The body has traditionally been an afterthought in such matters, with individual states or the North Atlantic Treaty Organisation, a strictly military alliance, taking the lead. But that is slowly changing. Britain’s departure, analysts say, could shift internal debate on not just individual issues but the very nature of the union’s role in diplomacy and security.

As France and Germany fill the leadership void, they will have an opportunity to pursue a shared goal that Britain has blocked: expanding the European Union’s integration to include military policy.

This ambition, which some union officials are already pushing forward, would expand the bloc’s ability to act as a unified diplomatic body, and allow it to put muscle behind its increasingly prominent role in the world. It would give Europe a greater ability to confront security challenges, particularly the threat that many Eastern European members perceive from Russia.

But this would do little to address Europe’s other major security challenge, terrorism, underscoring the body’s tendency to emphasise big long-term projects over more immediate and politically charged crises.

A New European Project: The European Union already has a military affairs office, known as the European Defence Agency, but it is weak and decentralised, lacking even a permanent headquarters. Britain has long opposed strengthening this arm of the union, preferring that all military coordination go through NATO, where its voice is amplified by its close alliance with the United States.

Days after Britain’s referendum, the European Union’s foreign policy chief, Federica Mogherini, presented a long-awaited memo articulating the body’s “global strategy.” At its centre is a call, long sought by French and German officials, for beginning to integrate Europe’s military policies.

The memo did not call for unifying Europe’s armies, despite rumors to the contrary in the British news media. But it did say that the European Union should develop the institutions to act as a coordinated bloc in military matters.

Britain’s departure from the European Union could “be an opportunity for further defence and security integration, as the French are already advocating,” said Benjamin Haddad, a French analyst at the Washington-based Hudson Institute.

While a post-Brexit European Union would represent a smaller share of the world’s military power — Britain has the largest military budget in Europe — it could come to wield that power in ways that would be more consequential. Mogherini is calling for the European Union to consolidate authority on military procurement and deployments abroad, according to The Financial Times.

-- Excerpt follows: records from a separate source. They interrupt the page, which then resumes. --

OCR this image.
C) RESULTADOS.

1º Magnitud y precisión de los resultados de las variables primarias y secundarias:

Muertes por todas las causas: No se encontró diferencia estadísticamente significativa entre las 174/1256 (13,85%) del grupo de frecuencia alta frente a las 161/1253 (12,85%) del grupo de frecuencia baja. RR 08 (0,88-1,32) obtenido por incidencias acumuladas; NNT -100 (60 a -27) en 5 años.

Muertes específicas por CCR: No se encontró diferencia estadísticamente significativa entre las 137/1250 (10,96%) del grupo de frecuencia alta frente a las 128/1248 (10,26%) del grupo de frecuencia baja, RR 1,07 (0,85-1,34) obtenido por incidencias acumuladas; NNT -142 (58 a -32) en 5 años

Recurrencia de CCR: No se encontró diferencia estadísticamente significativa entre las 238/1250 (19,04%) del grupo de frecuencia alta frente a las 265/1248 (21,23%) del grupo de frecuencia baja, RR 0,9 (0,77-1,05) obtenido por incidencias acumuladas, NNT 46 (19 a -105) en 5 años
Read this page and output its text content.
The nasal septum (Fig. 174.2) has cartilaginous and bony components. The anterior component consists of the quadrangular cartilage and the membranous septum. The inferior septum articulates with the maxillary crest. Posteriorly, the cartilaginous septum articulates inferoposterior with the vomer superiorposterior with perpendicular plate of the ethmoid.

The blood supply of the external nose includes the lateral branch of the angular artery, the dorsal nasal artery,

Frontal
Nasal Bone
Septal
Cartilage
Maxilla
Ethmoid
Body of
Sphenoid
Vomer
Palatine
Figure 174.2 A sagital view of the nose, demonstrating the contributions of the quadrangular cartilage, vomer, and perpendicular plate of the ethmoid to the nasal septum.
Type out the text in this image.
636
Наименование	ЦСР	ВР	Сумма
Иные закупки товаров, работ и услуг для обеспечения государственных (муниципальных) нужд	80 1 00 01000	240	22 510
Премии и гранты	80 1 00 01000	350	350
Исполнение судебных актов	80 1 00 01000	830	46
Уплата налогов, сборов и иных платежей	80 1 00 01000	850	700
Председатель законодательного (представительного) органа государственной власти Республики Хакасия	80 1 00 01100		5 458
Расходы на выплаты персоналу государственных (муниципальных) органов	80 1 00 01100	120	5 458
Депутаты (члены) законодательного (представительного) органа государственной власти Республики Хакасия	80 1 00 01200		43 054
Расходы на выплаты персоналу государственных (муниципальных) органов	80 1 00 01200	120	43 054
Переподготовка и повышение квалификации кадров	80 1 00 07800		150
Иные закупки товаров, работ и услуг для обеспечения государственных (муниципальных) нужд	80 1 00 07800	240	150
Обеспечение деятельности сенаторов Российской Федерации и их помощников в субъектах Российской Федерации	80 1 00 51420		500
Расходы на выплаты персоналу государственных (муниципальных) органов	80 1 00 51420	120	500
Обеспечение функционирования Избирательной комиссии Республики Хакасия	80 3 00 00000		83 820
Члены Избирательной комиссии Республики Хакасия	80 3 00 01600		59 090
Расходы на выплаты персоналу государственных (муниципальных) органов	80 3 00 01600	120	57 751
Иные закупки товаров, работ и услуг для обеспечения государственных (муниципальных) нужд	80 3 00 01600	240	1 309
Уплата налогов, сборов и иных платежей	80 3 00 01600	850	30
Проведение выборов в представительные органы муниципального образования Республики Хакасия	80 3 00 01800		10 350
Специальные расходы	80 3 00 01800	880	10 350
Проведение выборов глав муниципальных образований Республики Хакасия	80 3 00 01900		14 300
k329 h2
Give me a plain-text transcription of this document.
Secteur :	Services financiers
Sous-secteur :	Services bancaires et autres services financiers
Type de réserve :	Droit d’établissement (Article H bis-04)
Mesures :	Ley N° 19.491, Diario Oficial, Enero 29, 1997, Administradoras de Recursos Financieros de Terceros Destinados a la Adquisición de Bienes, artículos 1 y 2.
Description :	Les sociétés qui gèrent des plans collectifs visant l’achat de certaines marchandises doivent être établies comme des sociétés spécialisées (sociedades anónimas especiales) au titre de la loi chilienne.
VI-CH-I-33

The union runs several peacekeeping operations, mostly in Africa, as well as an anti-piracy mission off the coast of Somalia. Such missions could expand under a more militarily unified bloc.

Mogherini emphasised that military unity would be not just to defend Europe from foreign militaries — a role that NATO plays — but also to strengthen the European Union’s diplomatic role in the world.

The Russia question

Europe’s greatest diplomatic and external security challenge — and the most immediate test of French and German ambitions to remake it as a strong global player — is Russia.

European Union sanctions against Russia, imposed after its March 2014 annexation of Crimea, have already made it a major centre of gravity for Western policy. Expanding that role could be particularly important for bloc members that are not part of NATO, namely Finland and Sweden, which are concerned over perceived Russian threats.

Western European leaders tend to be most concerned with migration and terrorism, and some question whether continuing sanctions against Russia are worth the economic cost and political headache. Britain, by aligning with Eastern European leaders who see Russia as a dire threat, has helped maintain the European Union’s hard line against Moscow.

Britain’s departure would put more pressure on Germany to manage European disagreements over Russia, said Stefan Meister of the Berlin-based German Council on Foreign Relations. It is a sensitive subject within Germany, touching on the country’s history of militarism as well as its hesitation about assuming a strong leadership role in Europe.

The Unresolved Issue: Even if the European Union holds a united front on Russia and goes on to build a military arm that fulfills every French and German dream, none of this will do much to affect the security threat that most concerns the continent’s citizens: terrorism.

Europe’s terrorism problem is largely an internal one. Attacks have mainly been conducted by European citizens, though many were trained by the Islamic State in Syria, and experts have deplored the union’s failures to share intelligence and monitor suspects. These problems are complicated by Europe’s open borders, making a counterterrorism shortfall in one country a risk to them all.

Brexit would have little direct effect on these problems, analysts say, because Britain would most likely continue cooperating with the union on the issue. But if Brexit worsens European infighting and political paralysis, Haddad said, that could further distract from counterterrorism.

So Brexit may give momentum to European ambitions to take on external security challenges, but not to confront its internal one.

This underscores a recurring issue with European Union leaders, who are often more focused on big projects than on meeting the concerns of citizens. Few voters in France or Germany are clamouring for a greater union footprint in global affairs or for military integration.